Rozdział 46

632 51 37
                                        

Pov. Stark

Drzwi otworzyły się z ciężkim zgrzytem, a my momentalnie skierowaliśmy ku nim wzrok. Wszyscy, z wyjątkiem Bucky'ego, który miał zupełnie inny odruch. Znów skulił się i schował twarz w kolanach, drżąc nieopanowanie. Do środka wszedł Aristov i kilku agentów.

-Nie, nie, nie, nie...- złamany szept uciekł z ust Barnesa, na co siedzący najbliżej Steve znów położył mu rękę na ramieniu. Mężczyzna po drugiej stronie kraty uśmiechnął się kpiąco, widząc to.

-Nie martw się, Żołnierzu, nie po ciebie przyszliśmy. Jeszcze- powiedział, z obrzydliwą pewnością siebie- przyszliśmy po pana Starka- mruknął, uśmiechając się do mnie. Zmarszczyłem mocno brwi.

-Nigdzie z wami nie idę- warknąłem pod nosem, jednak na tyle głośno, by wyraźnie mnie usłyszał.

-Och, czyżby?- zaśmiał się blondyn- nie chciałbym, żeby okazało się, że angażowałem ludzi na darmo. Wszystko jest gotowe, więc jeśli ty nie pójdziesz, zabierzemy Zimowego Żołnierza i przetestujemy nowy program- oświadczył, a Bucky słysząc to, zachłysnął się powietrzem, stawiając małe kroczki w tył, jakby chciał wcisnąć się w ścianę. Steve posłał mi wyjątkowo przepraszające i błagalne spojrzenie jednocześnie. Jednym słowem, można było określić je jako rozpaczliwe. Przeniosłem wzrok na Bucky'ego, który zaszlochał cicho, oplatając głowę rękami.

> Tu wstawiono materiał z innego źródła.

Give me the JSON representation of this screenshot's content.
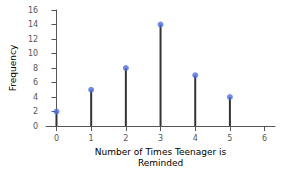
{
  "chart_data": {
    "type": "stem",
    "x": [
      0,
      1,
      2,
      3,
      4,
      5
    ],
    "values": [
      2,
      5,
      8,
      14,
      7,
      4
    ],
    "xlim": [
      -0.3,
      6.3
    ],
    "xticks": [
      0,
      1,
      2,
      3,
      4,
      5,
      6
    ],
    "ylim": [
      0,
      16
    ],
    "yticks": [
      0,
      2,
      4,
      6,
      8,
      10,
      12,
      14,
      16
    ],
    "xlabel": "Number of Times Teenager is\nReminded",
    "ylabel": "Frequency",
    "grid": false
  }
}
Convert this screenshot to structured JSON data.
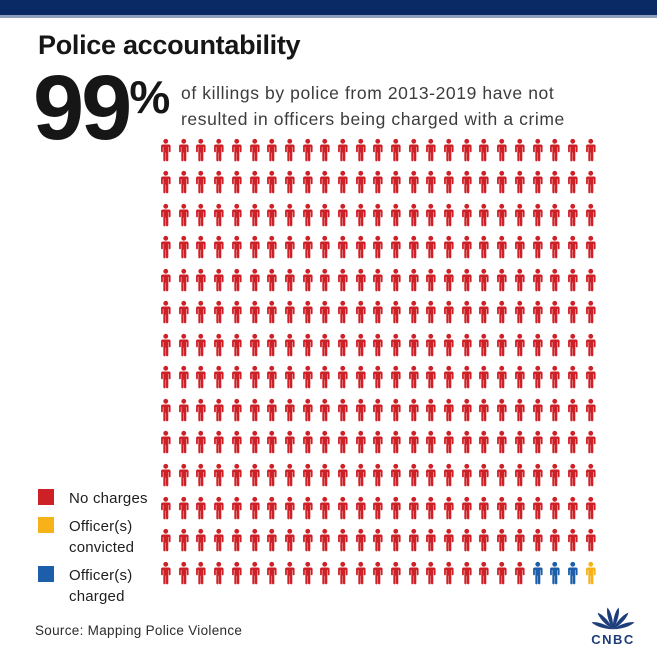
{
  "colors": {
    "top_bar": "#0A2A66",
    "top_bar_accent": "#8CA0BC",
    "title_text": "#161616",
    "subtitle_text": "#3C3C3C",
    "legend_text": "#1E1E1E",
    "source_text": "#2B2B2B",
    "cnbc_navy": "#1E3D7B",
    "no_charges_red": "#CE2127",
    "charged_blue": "#1C5EA9",
    "convicted_yellow": "#F7B219"
  },
  "header": {
    "title": "Police accountability"
  },
  "stat": {
    "value": "99",
    "percent_sign": "%",
    "description_line1": "of killings by police from 2013-2019 have not",
    "description_line2": "resulted in officers being charged with a crime"
  },
  "chart_data": {
    "type": "pictogram",
    "title": "Police accountability",
    "stat_headline": "99% of killings by police from 2013-2019 have not resulted in officers being charged with a crime",
    "unit": "person-icon",
    "grid": {
      "rows": 14,
      "columns": 25,
      "total_icons": 350,
      "fill_order": "row-major"
    },
    "categories": [
      "No charges",
      "Officer(s) charged",
      "Officer(s) convicted"
    ],
    "values": [
      346,
      3,
      1
    ],
    "series": [
      {
        "name": "No charges",
        "icon_count": 346,
        "color": "#CE2127"
      },
      {
        "name": "Officer(s) charged",
        "icon_count": 3,
        "color": "#1C5EA9"
      },
      {
        "name": "Officer(s) convicted",
        "icon_count": 1,
        "color": "#F7B219"
      }
    ],
    "legend_position": "bottom-left",
    "source": "Mapping Police Violence"
  },
  "legend": {
    "items": [
      {
        "label": "No charges",
        "color": "#CE2127"
      },
      {
        "label": "Officer(s)\nconvicted",
        "color": "#F7B219"
      },
      {
        "label": "Officer(s)\ncharged",
        "color": "#1C5EA9"
      }
    ]
  },
  "footer": {
    "source": "Source: Mapping Police Violence",
    "logo_text": "CNBC"
  }
}
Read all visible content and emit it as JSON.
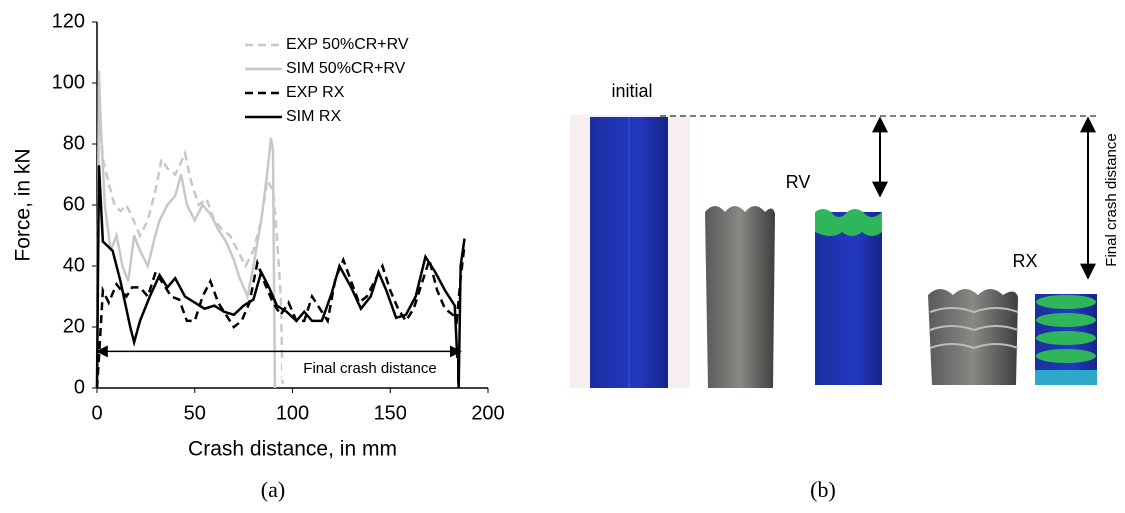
{
  "chart_data": {
    "type": "line",
    "caption": "(a)",
    "xlabel": "Crash distance, in mm",
    "ylabel": "Force, in kN",
    "xlim": [
      0,
      200
    ],
    "xticks": [
      0,
      50,
      100,
      150,
      200
    ],
    "ylim": [
      0,
      120
    ],
    "yticks": [
      0,
      20,
      40,
      60,
      80,
      100,
      120
    ],
    "grid": false,
    "legend": "upper center",
    "annotation": {
      "text": "Final crash distance",
      "from": 0,
      "to": 186,
      "y": 12
    },
    "series": [
      {
        "name": "EXP 50%CR+RV",
        "color": "#c8c8c8",
        "dashed": true,
        "x": [
          0,
          1,
          3,
          6,
          9,
          12,
          15,
          18,
          22,
          26,
          30,
          33,
          36,
          40,
          43,
          45,
          48,
          52,
          56,
          60,
          64,
          68,
          72,
          76,
          80,
          84,
          87,
          90,
          92,
          94,
          95
        ],
        "values": [
          0,
          95,
          75,
          67,
          60,
          58,
          60,
          56,
          50,
          55,
          65,
          75,
          72,
          70,
          74,
          77,
          68,
          60,
          62,
          55,
          52,
          50,
          45,
          40,
          45,
          55,
          68,
          65,
          50,
          30,
          0
        ]
      },
      {
        "name": "SIM 50%CR+RV",
        "color": "#c8c8c8",
        "dashed": false,
        "x": [
          0,
          1,
          2,
          4,
          7,
          10,
          13,
          16,
          19,
          22,
          26,
          29,
          32,
          36,
          40,
          43,
          46,
          50,
          54,
          58,
          62,
          66,
          70,
          73,
          77,
          80,
          84,
          87,
          89,
          90,
          91
        ],
        "values": [
          0,
          104,
          85,
          60,
          45,
          50,
          40,
          35,
          50,
          45,
          40,
          48,
          55,
          60,
          63,
          70,
          60,
          55,
          60,
          57,
          52,
          48,
          42,
          36,
          30,
          40,
          55,
          70,
          82,
          78,
          0
        ]
      },
      {
        "name": "EXP RX",
        "color": "#000000",
        "dashed": true,
        "x": [
          0,
          1,
          3,
          6,
          10,
          15,
          18,
          22,
          26,
          30,
          34,
          38,
          42,
          46,
          50,
          54,
          58,
          62,
          66,
          70,
          74,
          78,
          82,
          86,
          90,
          94,
          98,
          102,
          106,
          110,
          114,
          118,
          122,
          126,
          130,
          134,
          138,
          142,
          146,
          150,
          154,
          158,
          162,
          166,
          170,
          174,
          178,
          182,
          184,
          186,
          188
        ],
        "values": [
          0,
          10,
          32,
          28,
          34,
          30,
          33,
          33,
          30,
          38,
          34,
          30,
          29,
          22,
          22,
          30,
          35,
          28,
          24,
          20,
          22,
          28,
          41,
          34,
          28,
          24,
          28,
          22,
          22,
          30,
          26,
          22,
          36,
          42,
          35,
          28,
          30,
          35,
          40,
          32,
          26,
          22,
          26,
          34,
          42,
          32,
          26,
          24,
          22,
          36,
          47
        ]
      },
      {
        "name": "SIM RX",
        "color": "#000000",
        "dashed": false,
        "x": [
          0,
          1,
          3,
          8,
          12,
          17,
          19,
          22,
          27,
          32,
          36,
          40,
          45,
          50,
          55,
          60,
          65,
          70,
          75,
          80,
          84,
          88,
          92,
          97,
          102,
          106,
          110,
          115,
          120,
          124,
          130,
          135,
          140,
          144,
          148,
          153,
          158,
          163,
          168,
          173,
          178,
          183,
          185,
          186,
          188
        ],
        "values": [
          0,
          73,
          48,
          45,
          35,
          20,
          15,
          22,
          30,
          37,
          33,
          36,
          30,
          28,
          26,
          27,
          25,
          24,
          27,
          29,
          38,
          33,
          27,
          25,
          22,
          25,
          22,
          22,
          31,
          40,
          33,
          26,
          30,
          38,
          32,
          23,
          24,
          30,
          43,
          38,
          32,
          27,
          0,
          40,
          49
        ]
      }
    ]
  },
  "panel_b": {
    "caption": "(b)",
    "initial": "initial",
    "rv": "RV",
    "rx": "RX",
    "distance": "Final crash distance"
  }
}
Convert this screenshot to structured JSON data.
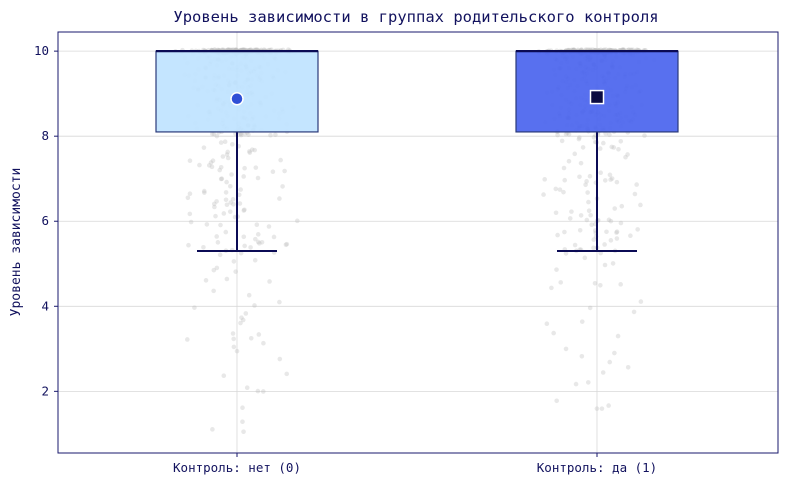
{
  "chart_data": {
    "type": "box",
    "title": "Уровень зависимости в группах родительского контроля",
    "xlabel": "",
    "ylabel": "Уровень зависимости",
    "ylim": [
      0.55,
      10.45
    ],
    "yticks": [
      2,
      4,
      6,
      8,
      10
    ],
    "grid": true,
    "categories": [
      "Контроль: нет (0)",
      "Контроль: да (1)"
    ],
    "groups": [
      {
        "category": "Контроль: нет (0)",
        "whisker_low": 5.3,
        "q1": 8.1,
        "median": 10.0,
        "q3": 10.0,
        "whisker_high": 10.0,
        "mean": 8.88,
        "mean_marker": "circle",
        "box_color": "#bfe3ff",
        "mean_color": "#2f4fd6",
        "points_low_range": [
          1.0,
          10.0
        ]
      },
      {
        "category": "Контроль: да (1)",
        "whisker_low": 5.3,
        "q1": 8.1,
        "median": 10.0,
        "q3": 10.0,
        "whisker_high": 10.0,
        "mean": 8.92,
        "mean_marker": "square",
        "box_color": "#4a64ee",
        "mean_color": "#0b0b40",
        "points_low_range": [
          1.4,
          10.0
        ]
      }
    ]
  }
}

-Wybieraj. Idziesz ty, albo ten żałosny mazgaj- powiedział Aristov, a ja pokiwałem słabo głową i wstałem. Nie mogłem im pozwolić znów tak go skrzywdzić. Mogli mnie torturować, ale nie mogli znów pozbawić Bucky'ego wolnej woli i świadomości. Podszedłem do otwierających się drzwi i przełknąłem nerwowo ślinę, ignorując spojrzenie Steve'a, który z pewnością był mi wdzięczny. Ale nie podjąłem ten decyzji ze względu na niego.

-N-Nie- zająknął się Bucky, podnosząc głowę. Jego oczy były czerwone on łez. Barnes szybko wyplątał się z objęć Steve'a i podbiegł do kraty, chwytając mnie za ramię, na którym zacisnął palce, zmuszając mnie do postawienia małego kroku w tył- zostaw go. N-Nie wolno ci...- wydukał, przerzucając rozpaczliwe spojrzenie raz na Rogersa, raz na Aristova, który uśmiechnął się jedynie. Podszedł do naszej dwójki, a Bucky spiął się wyraźnie, stawiając nieśmiały krok w tył.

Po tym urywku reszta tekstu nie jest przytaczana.